Reuters
The burger chain charges its operators a rental rate equal to a percentage of their sales.
The company has increased that rate by at least three percentage points over the past seven years to as much as 16% of sales, The Wall Street Journal reports, based on information from an accountant for 150 McDonald's franchisees.
That's an astronomically high rent to charge for the industry.
Fast-food chains typically charge their franchisees rent equal to between 6% and 10% of sales, according to Technomic data cited by the Journal.
"I have never seen the operator community so demoralized, frustrated, and distrusting," one McDonald's franchisee told the Journal. "There are operators who are looking at the calendar and saying, 'If business doesn't get better in six months, I have a problem.'"
McDonald's franchisees might be able to sustain higher rent costs in better times.
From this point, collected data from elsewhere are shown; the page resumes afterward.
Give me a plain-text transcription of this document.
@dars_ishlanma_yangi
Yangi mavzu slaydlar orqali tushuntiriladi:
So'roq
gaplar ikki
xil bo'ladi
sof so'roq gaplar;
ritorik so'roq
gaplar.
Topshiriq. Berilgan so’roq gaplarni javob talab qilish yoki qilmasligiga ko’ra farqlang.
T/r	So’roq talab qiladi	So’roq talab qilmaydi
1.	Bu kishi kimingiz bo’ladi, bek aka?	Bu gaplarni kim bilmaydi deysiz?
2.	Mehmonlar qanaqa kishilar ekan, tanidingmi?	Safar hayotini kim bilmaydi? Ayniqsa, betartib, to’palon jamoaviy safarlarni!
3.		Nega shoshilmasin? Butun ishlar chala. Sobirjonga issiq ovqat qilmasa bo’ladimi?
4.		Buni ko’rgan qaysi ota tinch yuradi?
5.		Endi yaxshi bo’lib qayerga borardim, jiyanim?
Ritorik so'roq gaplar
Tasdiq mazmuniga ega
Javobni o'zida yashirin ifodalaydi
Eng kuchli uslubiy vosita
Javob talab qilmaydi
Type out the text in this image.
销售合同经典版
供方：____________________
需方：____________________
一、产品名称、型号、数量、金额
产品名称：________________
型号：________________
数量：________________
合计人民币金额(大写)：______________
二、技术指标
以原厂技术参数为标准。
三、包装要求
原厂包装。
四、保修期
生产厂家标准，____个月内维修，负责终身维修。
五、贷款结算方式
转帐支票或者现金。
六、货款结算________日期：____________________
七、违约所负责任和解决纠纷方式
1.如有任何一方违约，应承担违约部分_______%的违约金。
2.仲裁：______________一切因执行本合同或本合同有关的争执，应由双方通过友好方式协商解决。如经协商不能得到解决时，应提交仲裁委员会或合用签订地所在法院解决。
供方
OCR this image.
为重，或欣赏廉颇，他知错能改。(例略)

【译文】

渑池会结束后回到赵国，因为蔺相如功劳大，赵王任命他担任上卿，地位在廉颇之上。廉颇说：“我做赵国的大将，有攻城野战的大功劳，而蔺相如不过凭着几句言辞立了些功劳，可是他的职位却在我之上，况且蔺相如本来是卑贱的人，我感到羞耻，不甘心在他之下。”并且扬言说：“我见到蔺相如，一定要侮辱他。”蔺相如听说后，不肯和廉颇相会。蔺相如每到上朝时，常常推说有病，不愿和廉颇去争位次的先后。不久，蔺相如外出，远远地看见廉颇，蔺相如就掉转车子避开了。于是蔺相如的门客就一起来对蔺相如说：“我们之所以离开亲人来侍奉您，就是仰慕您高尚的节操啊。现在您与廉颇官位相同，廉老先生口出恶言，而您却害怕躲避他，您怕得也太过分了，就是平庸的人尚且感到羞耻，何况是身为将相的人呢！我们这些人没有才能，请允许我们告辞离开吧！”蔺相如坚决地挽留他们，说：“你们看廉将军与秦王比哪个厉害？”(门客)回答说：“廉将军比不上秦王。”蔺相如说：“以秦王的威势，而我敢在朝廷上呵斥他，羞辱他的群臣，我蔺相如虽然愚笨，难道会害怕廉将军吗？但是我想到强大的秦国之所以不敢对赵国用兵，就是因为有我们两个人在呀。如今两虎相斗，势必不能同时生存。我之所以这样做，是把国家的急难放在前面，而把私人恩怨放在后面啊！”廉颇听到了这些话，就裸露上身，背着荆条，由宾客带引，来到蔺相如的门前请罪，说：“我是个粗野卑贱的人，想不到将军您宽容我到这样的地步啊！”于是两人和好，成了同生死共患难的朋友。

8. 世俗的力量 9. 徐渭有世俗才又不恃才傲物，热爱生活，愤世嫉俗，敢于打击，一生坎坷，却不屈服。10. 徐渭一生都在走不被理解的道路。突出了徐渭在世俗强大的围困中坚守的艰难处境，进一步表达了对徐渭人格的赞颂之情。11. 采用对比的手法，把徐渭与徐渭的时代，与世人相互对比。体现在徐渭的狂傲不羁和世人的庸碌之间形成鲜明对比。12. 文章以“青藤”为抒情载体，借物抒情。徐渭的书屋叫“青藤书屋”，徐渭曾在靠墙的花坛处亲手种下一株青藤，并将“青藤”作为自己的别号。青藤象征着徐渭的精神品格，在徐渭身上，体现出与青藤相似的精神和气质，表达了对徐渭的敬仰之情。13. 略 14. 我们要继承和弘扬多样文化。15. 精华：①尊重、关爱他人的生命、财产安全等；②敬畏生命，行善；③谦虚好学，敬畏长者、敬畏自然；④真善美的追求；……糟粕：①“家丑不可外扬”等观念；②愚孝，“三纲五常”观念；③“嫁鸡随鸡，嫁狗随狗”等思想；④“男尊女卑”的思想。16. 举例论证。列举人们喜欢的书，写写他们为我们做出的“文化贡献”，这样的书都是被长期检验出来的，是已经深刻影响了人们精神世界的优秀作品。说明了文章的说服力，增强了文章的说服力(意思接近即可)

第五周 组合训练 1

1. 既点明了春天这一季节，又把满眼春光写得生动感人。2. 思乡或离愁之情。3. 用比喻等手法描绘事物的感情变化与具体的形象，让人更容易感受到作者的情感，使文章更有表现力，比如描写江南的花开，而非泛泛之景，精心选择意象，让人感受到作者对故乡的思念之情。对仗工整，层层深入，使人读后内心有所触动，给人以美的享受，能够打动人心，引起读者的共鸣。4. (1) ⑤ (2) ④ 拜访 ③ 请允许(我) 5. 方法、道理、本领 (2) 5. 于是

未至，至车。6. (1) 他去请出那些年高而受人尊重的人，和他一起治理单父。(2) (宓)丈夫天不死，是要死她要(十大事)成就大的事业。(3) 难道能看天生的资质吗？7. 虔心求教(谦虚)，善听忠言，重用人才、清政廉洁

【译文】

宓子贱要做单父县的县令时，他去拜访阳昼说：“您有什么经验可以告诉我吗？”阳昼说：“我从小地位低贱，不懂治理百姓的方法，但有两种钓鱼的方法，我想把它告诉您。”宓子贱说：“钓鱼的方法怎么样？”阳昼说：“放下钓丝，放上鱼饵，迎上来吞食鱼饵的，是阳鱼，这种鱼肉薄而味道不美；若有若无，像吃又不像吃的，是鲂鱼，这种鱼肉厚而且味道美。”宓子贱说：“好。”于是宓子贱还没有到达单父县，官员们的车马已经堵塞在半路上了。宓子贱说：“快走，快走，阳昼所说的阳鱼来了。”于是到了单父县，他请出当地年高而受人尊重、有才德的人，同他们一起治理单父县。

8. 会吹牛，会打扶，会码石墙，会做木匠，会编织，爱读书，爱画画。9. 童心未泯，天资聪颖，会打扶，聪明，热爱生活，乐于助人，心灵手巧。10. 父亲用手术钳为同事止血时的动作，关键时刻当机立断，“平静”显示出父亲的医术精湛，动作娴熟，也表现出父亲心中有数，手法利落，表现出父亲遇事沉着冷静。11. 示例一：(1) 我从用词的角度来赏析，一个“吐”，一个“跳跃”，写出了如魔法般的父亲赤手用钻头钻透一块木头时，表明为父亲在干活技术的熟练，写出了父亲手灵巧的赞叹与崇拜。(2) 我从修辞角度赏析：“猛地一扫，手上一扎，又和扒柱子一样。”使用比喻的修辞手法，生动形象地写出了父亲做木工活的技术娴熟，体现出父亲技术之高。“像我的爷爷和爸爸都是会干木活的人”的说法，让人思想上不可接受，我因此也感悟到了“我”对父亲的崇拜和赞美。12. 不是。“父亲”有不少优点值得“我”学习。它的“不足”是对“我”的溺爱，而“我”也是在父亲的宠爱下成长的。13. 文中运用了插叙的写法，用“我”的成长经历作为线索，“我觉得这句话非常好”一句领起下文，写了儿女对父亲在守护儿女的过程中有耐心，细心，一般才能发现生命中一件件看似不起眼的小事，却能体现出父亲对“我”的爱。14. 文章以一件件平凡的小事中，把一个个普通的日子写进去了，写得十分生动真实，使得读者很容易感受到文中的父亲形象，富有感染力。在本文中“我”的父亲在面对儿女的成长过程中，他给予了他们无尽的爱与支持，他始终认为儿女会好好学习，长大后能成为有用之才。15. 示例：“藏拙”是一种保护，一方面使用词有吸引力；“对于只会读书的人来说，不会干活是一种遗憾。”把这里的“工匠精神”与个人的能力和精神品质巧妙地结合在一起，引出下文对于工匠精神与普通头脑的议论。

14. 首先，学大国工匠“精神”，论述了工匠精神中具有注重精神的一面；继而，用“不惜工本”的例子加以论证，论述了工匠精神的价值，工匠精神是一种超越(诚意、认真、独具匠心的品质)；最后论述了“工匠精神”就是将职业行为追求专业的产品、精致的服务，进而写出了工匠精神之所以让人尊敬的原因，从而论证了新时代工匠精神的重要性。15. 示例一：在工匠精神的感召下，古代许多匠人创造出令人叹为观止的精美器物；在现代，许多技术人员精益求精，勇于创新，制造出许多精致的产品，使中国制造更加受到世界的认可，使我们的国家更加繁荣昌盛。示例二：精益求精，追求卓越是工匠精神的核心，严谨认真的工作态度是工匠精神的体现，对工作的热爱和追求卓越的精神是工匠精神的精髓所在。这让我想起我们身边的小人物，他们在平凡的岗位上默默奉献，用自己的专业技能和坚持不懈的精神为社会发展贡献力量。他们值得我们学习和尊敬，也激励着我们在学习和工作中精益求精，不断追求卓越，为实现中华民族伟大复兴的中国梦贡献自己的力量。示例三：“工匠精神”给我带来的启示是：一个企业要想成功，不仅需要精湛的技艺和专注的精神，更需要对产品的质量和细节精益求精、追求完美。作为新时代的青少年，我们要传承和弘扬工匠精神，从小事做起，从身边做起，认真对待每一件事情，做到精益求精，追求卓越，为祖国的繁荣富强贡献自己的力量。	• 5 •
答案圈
But same-store sales have declined for the last six straight quarters in the US. Traffic is down and the company is trying to execute a turnaround that requires operators to pay for costly restaurant upgrades.
For example, equipment for the company's new customizable burgers, called "Create Your Taste," will reportedly cost between $120,000 and $160,000.
Franchisees are also under new pressure to raise wages for their employees, following McDonald's decision to increase pay for workers at company-owned stores.
REUTERS/Stefano Rellandini
"McDonald's has stabbed us in the gut," one franchisee wrote in response to a recent survey by Janney Capital Markets analyst Mark Kalinowski. "My 'partner' has only itself in mind [and] it has declared war on the operator."
Franchisees rated their relationship with McDonald's corporate as the lowest in the 11 years that Kalinowski has conducted the survey.
McDonald's CEO Steve Easterbrook will have to repair the company's relationship with franchisees if he wants his turnaround strategy to work, according to analysts.
"They don't work for him, and he can't order them around," Richard Adams, a former franchisee, told Bloomberg. "For him to get anything done, he needs franchisee cooperation."